You want Kafka to stream and process the data. But what comes after you set up the platform, planned the partitioning strategy, storage options, and configured the data durability? Yes! How to stream data in and out of the platform. And this is exactly what I want to discuss today. 

The Background

Before we go any further, let’s see what Kafka did to make itself blazing fast? Kafka is optimized for writing the stream data in binary format, that basically logs everything directly to the file system (Sequential I/O) and makes minimum effort to process what's in the data (Optimize for Zero Copy).  Kafka is super-charged at making sure data is stored as quickly as possible, and quickly replicating for a large number of consumers. But terrible at communication, the client that pushes content needs to SPEAK Kafka. 

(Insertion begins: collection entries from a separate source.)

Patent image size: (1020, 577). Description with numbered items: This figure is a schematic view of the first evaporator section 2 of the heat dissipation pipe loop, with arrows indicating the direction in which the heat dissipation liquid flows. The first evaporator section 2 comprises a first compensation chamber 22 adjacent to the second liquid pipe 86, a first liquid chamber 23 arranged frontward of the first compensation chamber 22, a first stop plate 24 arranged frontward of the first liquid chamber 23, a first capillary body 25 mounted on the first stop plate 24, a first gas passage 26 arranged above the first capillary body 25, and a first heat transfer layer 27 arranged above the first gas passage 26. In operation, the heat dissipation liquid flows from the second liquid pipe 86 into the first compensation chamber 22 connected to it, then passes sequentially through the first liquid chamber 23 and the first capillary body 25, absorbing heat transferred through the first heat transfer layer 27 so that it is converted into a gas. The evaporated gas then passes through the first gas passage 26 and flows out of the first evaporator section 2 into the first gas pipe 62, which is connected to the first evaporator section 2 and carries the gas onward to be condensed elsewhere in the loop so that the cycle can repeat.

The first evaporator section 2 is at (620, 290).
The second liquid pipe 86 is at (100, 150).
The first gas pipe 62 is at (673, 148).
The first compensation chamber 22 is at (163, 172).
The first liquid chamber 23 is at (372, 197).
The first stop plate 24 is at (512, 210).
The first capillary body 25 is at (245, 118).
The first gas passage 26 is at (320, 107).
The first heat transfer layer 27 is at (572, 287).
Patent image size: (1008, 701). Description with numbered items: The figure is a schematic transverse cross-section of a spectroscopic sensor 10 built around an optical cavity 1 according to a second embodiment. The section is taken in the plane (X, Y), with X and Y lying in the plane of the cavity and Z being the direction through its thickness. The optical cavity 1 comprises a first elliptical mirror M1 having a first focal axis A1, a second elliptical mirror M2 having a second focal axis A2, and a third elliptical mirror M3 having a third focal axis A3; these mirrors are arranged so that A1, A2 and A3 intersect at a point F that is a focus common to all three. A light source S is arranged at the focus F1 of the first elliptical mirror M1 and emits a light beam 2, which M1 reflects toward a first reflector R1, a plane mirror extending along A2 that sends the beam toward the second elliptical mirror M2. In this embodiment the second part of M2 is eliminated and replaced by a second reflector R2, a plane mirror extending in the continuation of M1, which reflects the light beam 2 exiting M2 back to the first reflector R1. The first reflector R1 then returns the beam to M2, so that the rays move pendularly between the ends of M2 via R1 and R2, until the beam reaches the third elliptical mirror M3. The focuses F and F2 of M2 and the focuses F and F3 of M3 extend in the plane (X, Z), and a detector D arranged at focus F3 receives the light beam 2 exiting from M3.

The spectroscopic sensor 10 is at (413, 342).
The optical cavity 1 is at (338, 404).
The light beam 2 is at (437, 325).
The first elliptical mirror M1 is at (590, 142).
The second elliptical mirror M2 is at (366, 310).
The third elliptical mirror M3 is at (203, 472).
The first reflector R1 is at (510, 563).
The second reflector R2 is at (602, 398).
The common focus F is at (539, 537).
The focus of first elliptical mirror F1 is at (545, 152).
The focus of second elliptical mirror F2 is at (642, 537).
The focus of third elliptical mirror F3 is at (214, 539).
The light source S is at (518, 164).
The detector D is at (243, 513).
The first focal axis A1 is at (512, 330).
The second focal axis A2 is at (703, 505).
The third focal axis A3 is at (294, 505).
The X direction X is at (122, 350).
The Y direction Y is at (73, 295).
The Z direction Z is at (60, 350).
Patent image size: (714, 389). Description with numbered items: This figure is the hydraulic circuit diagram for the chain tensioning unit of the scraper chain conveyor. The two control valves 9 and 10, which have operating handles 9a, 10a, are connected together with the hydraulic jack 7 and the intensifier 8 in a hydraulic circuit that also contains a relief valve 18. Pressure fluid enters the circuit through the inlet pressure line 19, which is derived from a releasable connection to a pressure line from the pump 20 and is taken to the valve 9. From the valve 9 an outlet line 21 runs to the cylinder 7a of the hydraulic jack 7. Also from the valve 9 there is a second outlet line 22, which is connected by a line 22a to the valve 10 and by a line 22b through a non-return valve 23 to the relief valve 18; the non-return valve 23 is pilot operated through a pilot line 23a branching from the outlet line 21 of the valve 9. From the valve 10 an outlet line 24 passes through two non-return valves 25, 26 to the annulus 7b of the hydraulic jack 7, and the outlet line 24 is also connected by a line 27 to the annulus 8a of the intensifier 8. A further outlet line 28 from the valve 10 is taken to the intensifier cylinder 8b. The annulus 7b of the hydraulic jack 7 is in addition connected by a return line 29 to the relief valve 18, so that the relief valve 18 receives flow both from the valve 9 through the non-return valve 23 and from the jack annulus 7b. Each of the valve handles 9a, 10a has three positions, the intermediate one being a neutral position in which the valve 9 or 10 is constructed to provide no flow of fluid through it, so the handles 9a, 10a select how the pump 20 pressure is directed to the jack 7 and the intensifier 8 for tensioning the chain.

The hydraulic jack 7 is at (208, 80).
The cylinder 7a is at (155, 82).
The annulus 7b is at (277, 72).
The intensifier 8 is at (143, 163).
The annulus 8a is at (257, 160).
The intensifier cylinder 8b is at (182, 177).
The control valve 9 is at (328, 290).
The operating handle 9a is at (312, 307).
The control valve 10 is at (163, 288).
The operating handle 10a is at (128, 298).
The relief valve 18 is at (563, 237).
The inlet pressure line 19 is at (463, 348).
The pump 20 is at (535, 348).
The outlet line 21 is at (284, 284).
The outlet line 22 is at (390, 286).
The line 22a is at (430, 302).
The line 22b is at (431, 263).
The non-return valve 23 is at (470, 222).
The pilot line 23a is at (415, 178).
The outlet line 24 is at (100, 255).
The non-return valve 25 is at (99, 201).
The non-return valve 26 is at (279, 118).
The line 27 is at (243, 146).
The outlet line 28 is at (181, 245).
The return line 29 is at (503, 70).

Here we are, having a super fast logging and distributing platform, but dumb at connecting to other data sources. So who is going to validate the data sent in/out of the kafka topic? What if I need to transform the data content? Can I filter the content partially? You guessed it. The clients.  We now need smart clients that do most of the content processing and speak Kafka at the same time. 

What are the most used connect tools today for Kafka users? 

Kafka Connect is what the majority of the Kafka users are using today. It has been broken down into many parts such as connector, tasks, worker, converter, transformer and error handler. You can view the task and worker as how the data flow is executed. For a developer they will be mostly configuring the rest 4 pieces. 

  • Connector - Describes the kind of source or the sink of the data flow, translating between the client/Kafka protocol, and knowing the libraries needed. 

  • Converter - Converts the binary to the data format accepted by the client or vice versa   (Currently there is limited support from Confluent, they  only do data format) And does data format validation. 

  • Transformer - Reads into the data format, can help make simple changes to individual data chunks. Normally you would do filtering, masking or any minor changes. ( This does not support simple calculations)

  • Error Handler - Define a place to store problematic data (Confluent : Dead letter queues are only applicable for sink connectors.)

After configuring, it then uses Task and Worker to determine how to scale and execute that pipe data in/out of Kaka. For instance, running a cluster of works to scale and allow tasks to perform parallel processing of streams. 



Camel is another great option!


Apache Camel is a GREAT alternative for connecting Kafka too. Here’s what Camel has to offer. 

  • Connector - Camel has more than 300+ connectors, you can use it to configure as source or the sink of the data flow, translating between the 100+client/Kafka protocol.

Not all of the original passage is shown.